Finis, les grands récits universels dogmatiques ? Serait-ce l'ère de la prolifération des récits singuliers, relatifs, multiples, interchangeables, tandis que les collectifs historiques et autres structures sociales seraient "remisés au magasin des curiosités" ? Facebook, ce réseau social à la e-page, pourrait-il remplacer France ADOT (lire) ?

Arrêtons-nous un instant sur cette "multiplicité des récits singuliers" : blogs, réseaux sociaux, autofictions, mise en scène de soi (de multiples soi), construction de communautés. Que recherchons-nous à l'ère de l'open source ? Ce retour au récit témoigne-t-il d'une véritable "culture du narcissisme", propre à nos sociétés ? D'une tentative de réappropriation par les individus eux-mêmes de leur propre histoire ? D'une nostalgie du grand récit partagée aussi par les scientifiques ?
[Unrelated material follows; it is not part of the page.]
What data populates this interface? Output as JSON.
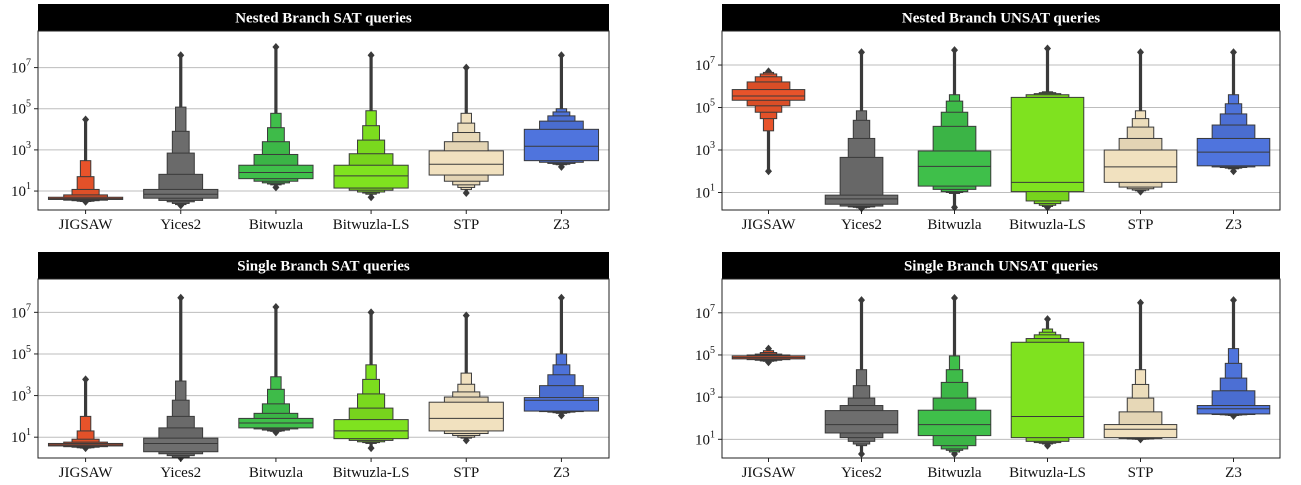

En mars 2010, le professeur Bernard Devauchelle, pionnier de la greffe de la face (CHU d'Amiens, novembre 2005), annonçait la création de l'Institut Européen Faire Faces, au CHU d'Amiens, prévu pour 2012 - pour une "greffe éthique". Est-ce à dire que la première mondiale espagnole ne le fut pas, éthique ? Jusqu'ici onze greffes du visage auraient eu lieu dans le monde, en France, aux Etats-Unis, en Chine et en Espagne. La première mondiale a eu lieu en France en 2005 (source). C'est justement l'auteur de cette première mondiale de 2005 qui veut créer un label pour la greffe de la face : celui de "la greffe éthique". C'est encore l'auteur de cette première mondiale de 2005 qui lit entre les lignes de la toute récente et contestée "première mondiale" en Espagne. Ce qu'il y lit n'est pas très joli : le patient choisi pour bénéficier de cette greffe n'avait nul besoin d'une greffe "totale", lui greffer les paupières était un risque - inutile - à lui faire courir (voir). Que le patient ne puisse pas fermer les yeux des jours et des nuits durant (combien de temps au juste ?), voilà qui n'empêchera pas les chirurgiens espagnols de dormir sur leurs lauriers : ils ont leur première greffe "totale" de la face ! C'était sans compter sur ce projet de création d'un Institut européen Faire Faces. D'Eurêka ! à Caramba ! Dire que les Espagnols tenaient presque leur Oscar (1) de la meilleure greffe ! L'Odyssée moderne de la greffe de la face, "un récit raconté par un idiot, plein de bruit et de fureur, et qui ne signifie rien" ?
Afin de rencontrer l'acceptation sociétale pour une activité nouvelle dans la médecine de remplacement, mais appelée à se développer - la greffe totale ou partielle de la face - la mise en place de l'Institut Européen Faire Faces au CHU d'Amiens et de son label "greffe éthique" nous semblent indispensables.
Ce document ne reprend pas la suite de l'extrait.